Despite their immense popularity, ride-sharing services like Uber and Didi Chunxing are actually illegal in China. Until now.
The Chinese government has enacted a new law setting up the necessary rules and regulations that will govern ride-sharing services. This was announced by the Chinese transportation ministry and other related departments on Thursday, the New York Times reported.
Under the new law, drivers wishing to work for any ride-sharing company are required to have at least three years of driver experience. They also need to be duly licensed by local taxi regulators.

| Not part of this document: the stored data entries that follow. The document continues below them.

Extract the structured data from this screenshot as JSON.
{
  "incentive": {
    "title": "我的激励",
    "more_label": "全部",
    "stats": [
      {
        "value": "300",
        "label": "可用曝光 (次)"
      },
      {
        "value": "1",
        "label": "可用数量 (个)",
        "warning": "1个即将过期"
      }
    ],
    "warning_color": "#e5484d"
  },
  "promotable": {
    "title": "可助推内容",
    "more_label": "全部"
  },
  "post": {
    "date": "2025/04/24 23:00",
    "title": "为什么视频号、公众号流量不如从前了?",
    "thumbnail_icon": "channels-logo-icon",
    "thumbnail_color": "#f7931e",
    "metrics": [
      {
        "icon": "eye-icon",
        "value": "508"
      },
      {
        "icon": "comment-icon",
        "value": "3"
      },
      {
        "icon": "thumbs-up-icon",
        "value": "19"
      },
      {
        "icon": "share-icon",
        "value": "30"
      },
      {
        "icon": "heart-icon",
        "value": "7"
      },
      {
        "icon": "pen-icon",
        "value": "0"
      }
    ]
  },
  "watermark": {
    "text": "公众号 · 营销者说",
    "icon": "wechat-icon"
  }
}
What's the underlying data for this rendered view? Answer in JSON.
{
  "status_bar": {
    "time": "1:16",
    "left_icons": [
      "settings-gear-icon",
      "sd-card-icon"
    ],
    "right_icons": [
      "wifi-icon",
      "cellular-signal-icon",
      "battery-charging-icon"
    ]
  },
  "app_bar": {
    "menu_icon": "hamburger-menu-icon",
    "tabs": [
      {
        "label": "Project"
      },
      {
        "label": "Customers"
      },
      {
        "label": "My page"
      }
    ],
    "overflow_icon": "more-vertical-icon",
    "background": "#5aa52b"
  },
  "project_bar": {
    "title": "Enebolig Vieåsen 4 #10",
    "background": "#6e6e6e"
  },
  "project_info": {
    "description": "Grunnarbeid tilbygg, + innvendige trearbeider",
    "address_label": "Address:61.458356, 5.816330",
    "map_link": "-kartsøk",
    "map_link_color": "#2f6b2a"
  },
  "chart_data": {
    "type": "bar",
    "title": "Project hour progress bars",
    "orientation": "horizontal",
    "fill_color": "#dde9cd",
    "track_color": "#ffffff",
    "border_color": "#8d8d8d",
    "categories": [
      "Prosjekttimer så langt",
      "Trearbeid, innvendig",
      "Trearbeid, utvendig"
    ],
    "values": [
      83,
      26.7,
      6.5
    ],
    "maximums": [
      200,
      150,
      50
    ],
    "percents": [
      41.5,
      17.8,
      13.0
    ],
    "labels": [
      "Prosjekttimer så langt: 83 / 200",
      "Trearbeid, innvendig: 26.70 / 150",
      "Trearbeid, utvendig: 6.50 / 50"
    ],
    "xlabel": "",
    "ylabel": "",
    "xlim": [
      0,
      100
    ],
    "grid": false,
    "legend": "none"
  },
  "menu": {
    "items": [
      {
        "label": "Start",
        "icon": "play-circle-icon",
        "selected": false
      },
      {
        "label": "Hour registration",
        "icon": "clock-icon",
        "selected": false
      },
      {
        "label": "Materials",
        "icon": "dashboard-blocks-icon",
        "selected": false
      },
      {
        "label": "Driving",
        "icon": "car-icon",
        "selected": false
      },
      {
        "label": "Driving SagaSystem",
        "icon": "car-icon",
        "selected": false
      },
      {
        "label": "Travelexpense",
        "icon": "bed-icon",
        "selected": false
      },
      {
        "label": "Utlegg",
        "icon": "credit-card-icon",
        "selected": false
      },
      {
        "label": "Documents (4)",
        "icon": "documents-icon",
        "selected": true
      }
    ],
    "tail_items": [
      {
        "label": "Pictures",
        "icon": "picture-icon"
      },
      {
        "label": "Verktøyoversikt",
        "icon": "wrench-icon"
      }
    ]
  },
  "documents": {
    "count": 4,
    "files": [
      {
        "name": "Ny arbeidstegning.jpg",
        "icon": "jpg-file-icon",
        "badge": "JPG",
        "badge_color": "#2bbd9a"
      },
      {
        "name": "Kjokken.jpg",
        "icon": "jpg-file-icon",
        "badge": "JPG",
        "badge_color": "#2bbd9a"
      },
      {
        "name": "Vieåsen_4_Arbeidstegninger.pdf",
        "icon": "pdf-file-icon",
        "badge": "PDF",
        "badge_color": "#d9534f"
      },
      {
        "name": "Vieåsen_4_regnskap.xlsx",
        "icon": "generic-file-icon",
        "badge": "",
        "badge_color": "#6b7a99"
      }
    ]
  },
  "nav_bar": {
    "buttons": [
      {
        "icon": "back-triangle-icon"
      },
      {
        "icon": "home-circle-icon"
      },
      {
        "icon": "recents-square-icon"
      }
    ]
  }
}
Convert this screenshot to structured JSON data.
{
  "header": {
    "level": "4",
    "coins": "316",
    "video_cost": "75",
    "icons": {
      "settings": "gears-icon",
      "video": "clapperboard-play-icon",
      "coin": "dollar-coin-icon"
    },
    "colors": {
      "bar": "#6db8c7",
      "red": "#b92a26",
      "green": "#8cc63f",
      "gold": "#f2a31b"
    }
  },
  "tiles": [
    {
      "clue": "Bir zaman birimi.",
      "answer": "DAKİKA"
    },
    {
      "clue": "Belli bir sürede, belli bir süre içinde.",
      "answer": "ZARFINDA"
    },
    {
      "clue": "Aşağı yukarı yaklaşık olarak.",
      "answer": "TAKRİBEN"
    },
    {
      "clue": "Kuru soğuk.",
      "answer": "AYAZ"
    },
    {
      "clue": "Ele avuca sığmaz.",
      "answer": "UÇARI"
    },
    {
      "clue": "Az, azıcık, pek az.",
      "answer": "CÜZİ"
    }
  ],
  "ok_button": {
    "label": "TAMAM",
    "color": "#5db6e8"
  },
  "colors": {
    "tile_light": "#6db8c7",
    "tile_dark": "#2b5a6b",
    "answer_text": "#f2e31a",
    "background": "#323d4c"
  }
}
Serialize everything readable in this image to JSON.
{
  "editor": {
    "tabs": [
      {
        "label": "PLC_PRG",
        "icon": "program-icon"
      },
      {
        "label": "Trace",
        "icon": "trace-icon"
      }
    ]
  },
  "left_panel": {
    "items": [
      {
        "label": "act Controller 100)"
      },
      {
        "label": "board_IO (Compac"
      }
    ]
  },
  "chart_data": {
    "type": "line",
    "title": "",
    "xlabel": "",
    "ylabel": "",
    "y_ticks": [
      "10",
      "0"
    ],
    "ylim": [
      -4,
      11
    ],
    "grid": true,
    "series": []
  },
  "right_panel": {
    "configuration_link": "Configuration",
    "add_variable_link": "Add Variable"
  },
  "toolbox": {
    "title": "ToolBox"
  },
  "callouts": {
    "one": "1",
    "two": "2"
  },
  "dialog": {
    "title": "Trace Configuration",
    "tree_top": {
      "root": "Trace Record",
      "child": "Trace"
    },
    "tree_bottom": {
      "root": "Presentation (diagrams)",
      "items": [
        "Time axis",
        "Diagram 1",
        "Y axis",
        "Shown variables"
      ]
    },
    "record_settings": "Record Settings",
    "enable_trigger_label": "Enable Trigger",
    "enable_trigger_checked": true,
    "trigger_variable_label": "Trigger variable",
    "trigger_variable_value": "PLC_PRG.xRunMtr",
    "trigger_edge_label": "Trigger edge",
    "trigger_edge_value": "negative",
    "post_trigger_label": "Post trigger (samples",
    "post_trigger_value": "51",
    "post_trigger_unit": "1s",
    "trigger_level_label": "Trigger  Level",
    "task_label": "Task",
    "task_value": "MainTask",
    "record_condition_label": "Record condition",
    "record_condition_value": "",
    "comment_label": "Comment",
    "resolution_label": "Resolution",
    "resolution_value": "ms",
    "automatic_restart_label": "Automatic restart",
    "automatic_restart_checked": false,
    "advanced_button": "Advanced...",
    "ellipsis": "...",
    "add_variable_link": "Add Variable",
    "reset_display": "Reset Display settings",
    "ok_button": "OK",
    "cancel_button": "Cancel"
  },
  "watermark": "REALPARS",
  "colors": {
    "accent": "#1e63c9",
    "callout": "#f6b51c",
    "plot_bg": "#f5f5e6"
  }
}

The new law also sets the limit on the type of cars that can be enrolled in the services, stating that only cars that have 600,000 kilometers or less in their odometers will be allowed to should be used. And as part of safety regulations, all cars enrolled as a ride-sharing vehicle are required to have GPS trackers installed.
Both Didi and Uber welcomed the new law. According to Uber5 China's senior vice president for corporate development Zhen Liu, the company is ready to comply with the new regulation and that it will be closely working with local authorities to ensure proper implementation.
On the other hand, Didi hailed particular elements of the new law, including that of allowing companies to set their own prices. The company also noted in its statement that the guidelines are actually better than the ones initially proposed. Didi added that it is already tasking its drivers to comply with the new law and get the necessary license, Forbes reported.
The new law is set to take effect in November.